When I started working with Magento, I gradually learned. Some things I learned right away, others I learned about a long time later. Sometimes I come across information and think: “That would have helped me a lot in the beginning”. So I’m going to put together some brief information in a series of posts. I hope it helps you in your studies.
1. Deploy mode
It is important to know Magento’s deployment modes. If you are developing a store, it is interesting to use developer mode. If the store is already published and ready to sell, it must be in production mode.
When we clone a store that is in production to our local environment, we change the deployment mode of this copy to developer.
To see which mode is currently configured in the store, you can use the following command:
bin/magento deploy:mode:show
Magento has four modes (check the documentation here):
- Production: Faster mode, uses all caches, files are precompiled and errors are logged in files.
- Developer: Slower, file compilation takes place in real time, errors are shown to the user and the log is detailed.
- Default: Hybrid of developer and production modes. It is the default mode and is already defined in the Magento installation.
- Maintenance: When active, redirects users to a “Service Temporarily Unavailable” page and the
.maintenance.flag
file is created in thevar/
directory.
2. Sample data
Very useful for studying. Magento has modules that inject sample content into the store. So, in a few minutes, we have a store with customers, orders, product, pages and blocks.
In the devdocs we have a few ways to install sample data. Remembering that I do not recommend that it be installed in stores that are being developed to go into production. I only recommend using it for study purposes.
3. Vendor x App
Composer modules are placed in the vendor/
directory. These files are not versioned and we must not make changes to them (just like we shouldn’t edit files inside pub/static/
directory). Our tweaks and any development is centered in the app/
directory. Modules are placed in app/code/
and themes in app/design/
.
4. Naming conventions
There are conventions for module names. The module name, for example, follows the pattern Vendor_MyModule. The vendor is a unique name. For example, Magento core modules are named Magento. In the modules I develop for study, I put the vendor name as Salzano.

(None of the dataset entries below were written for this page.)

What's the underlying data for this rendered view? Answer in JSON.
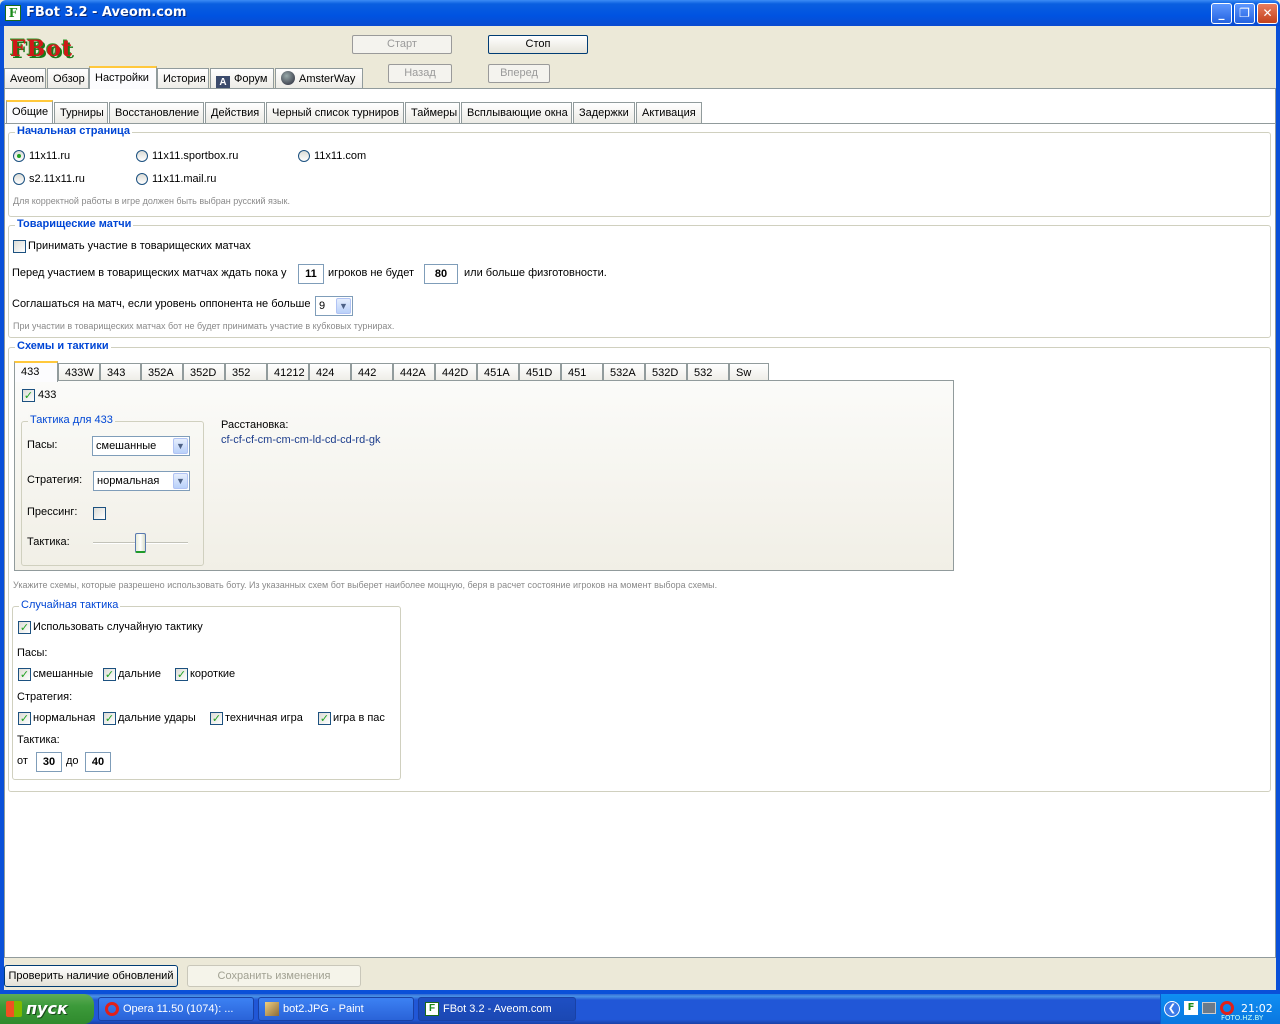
{
  "window": {
    "title": "FBot 3.2 - Aveom.com",
    "icon_letter": "F"
  },
  "logo": "FBot",
  "toolbar": {
    "start": "Старт",
    "stop": "Стоп",
    "back": "Назад",
    "forward": "Вперед"
  },
  "main_tabs": [
    "Aveom",
    "Обзор",
    "Настройки",
    "История",
    "Форум",
    "AmsterWay"
  ],
  "sub_tabs": [
    "Общие",
    "Турниры",
    "Восстановление",
    "Действия",
    "Черный список турниров",
    "Таймеры",
    "Всплывающие окна",
    "Задержки",
    "Активация"
  ],
  "start_page": {
    "title": "Начальная страница",
    "options": [
      "11x11.ru",
      "11x11.sportbox.ru",
      "11x11.com",
      "s2.11x11.ru",
      "11x11.mail.ru"
    ],
    "selected": "11x11.ru",
    "hint": "Для корректной работы в игре должен быть выбран русский язык."
  },
  "friendly": {
    "title": "Товарищеские матчи",
    "participate_label": "Принимать участие в товарищеских матчах",
    "wait_before": "Перед участием в товарищеских матчах ждать пока у",
    "wait_players": "11",
    "wait_middle": "игроков не будет",
    "wait_fitness": "80",
    "wait_after": "или больше физготовности.",
    "level_label": "Соглашаться на матч, если уровень оппонента не больше",
    "level_value": "9",
    "hint": "При участии в товарищеских матчах бот не будет принимать участие в кубковых турнирах."
  },
  "schemes": {
    "title": "Схемы и тактики",
    "tabs": [
      "433",
      "433W",
      "343",
      "352A",
      "352D",
      "352",
      "41212",
      "424",
      "442",
      "442A",
      "442D",
      "451A",
      "451D",
      "451",
      "532A",
      "532D",
      "532",
      "Sw"
    ],
    "enabled_label": "433",
    "tactic_title": "Тактика для 433",
    "passes_label": "Пасы:",
    "passes_value": "смешанные",
    "strategy_label": "Стратегия:",
    "strategy_value": "нормальная",
    "pressing_label": "Прессинг:",
    "tactic_label": "Тактика:",
    "tactic_level": 0.5,
    "arrangement_label": "Расстановка:",
    "arrangement_value": "cf-cf-cf-cm-cm-cm-ld-cd-cd-rd-gk",
    "hint": "Укажите схемы, которые разрешено использовать боту. Из указанных схем бот выберет наиболее мощную, беря в расчет состояние игроков на момент выбора схемы."
  },
  "random": {
    "title": "Случайная тактика",
    "use_label": "Использовать случайную тактику",
    "passes_label": "Пасы:",
    "passes": [
      "смешанные",
      "дальние",
      "короткие"
    ],
    "strategy_label": "Стратегия:",
    "strategies": [
      "нормальная",
      "дальние удары",
      "техничная игра",
      "игра в пас"
    ],
    "tactic_label": "Тактика:",
    "from_label": "от",
    "from_value": "30",
    "to_label": "до",
    "to_value": "40"
  },
  "bottom": {
    "check_updates": "Проверить наличие обновлений",
    "save": "Сохранить изменения"
  },
  "taskbar": {
    "start": "пуск",
    "tasks": [
      "Opera 11.50 (1074): ...",
      "bot2.JPG - Paint",
      "FBot 3.2 - Aveom.com"
    ],
    "clock": "21:02",
    "watermark": "FOTO.HZ.BY"
  },
  "colors": {
    "accent": "#0046d5",
    "check": "#21a121",
    "titlebar": "#0053e1"
  }
}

The module name is written in UpperCamelCase. So, for example, Magento’s Product Alert module is named Magento_ProductAlert.

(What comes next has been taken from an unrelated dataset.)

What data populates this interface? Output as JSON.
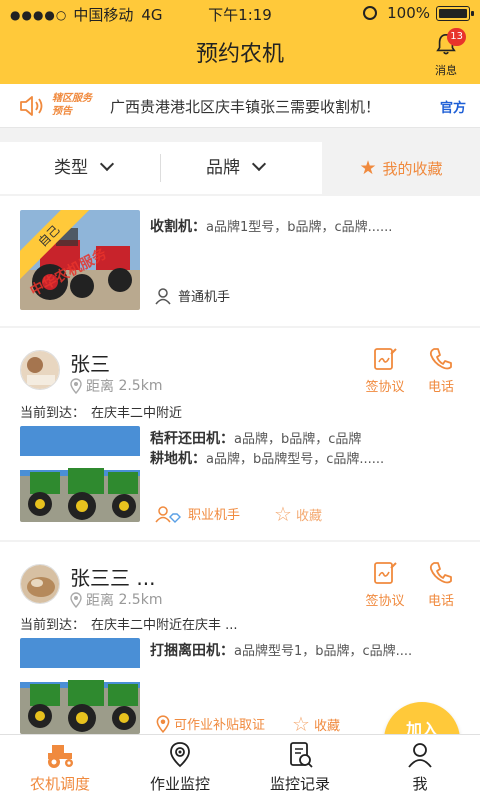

There is a module name that we should avoid in our customizations: the term Ui. According to the Magento documentation, “Vendor_Ui notation, required when specifying paths, might cause issues”.
5. Template Hints
Need to change a page template but have no idea where the file is?
A quick way to find it is to enable Magento template hints. This can be done either from the admin panel or from the command line.
From the admin panel this can be done in Stores -> Settings -> Advanced -> Developer. In Debug tab set Enable Hints for Storefront with URL Parameter to Yes
. I usually use with parameter option in URL. So I enable the hints by adding ?templatehints=magento
to the URL.
Another way to enable it is with the command:
bin/magento dev:template-hints:enable
And to disable:
bin/magento dev:template-hints:disable
About the image that illustrates this post

“Landscape with Two Oaks”, by Jan van Goyes, done in 1641. Taken from the Rijksmuseum’s art collection, the national museum of the Netherlands.
“The two gnarled oak trees, brightly illuminated by a few rays of sunlight, stand out sharply against the threatening sky. Van Goyen drew the trees with his brush. He used thin, almost transparent paint for the foliage and thick, grainy paint for the furrowed trunks. The landscape’s near monochrome palette is enlivened by the blue and red doublets of the two figures resting.”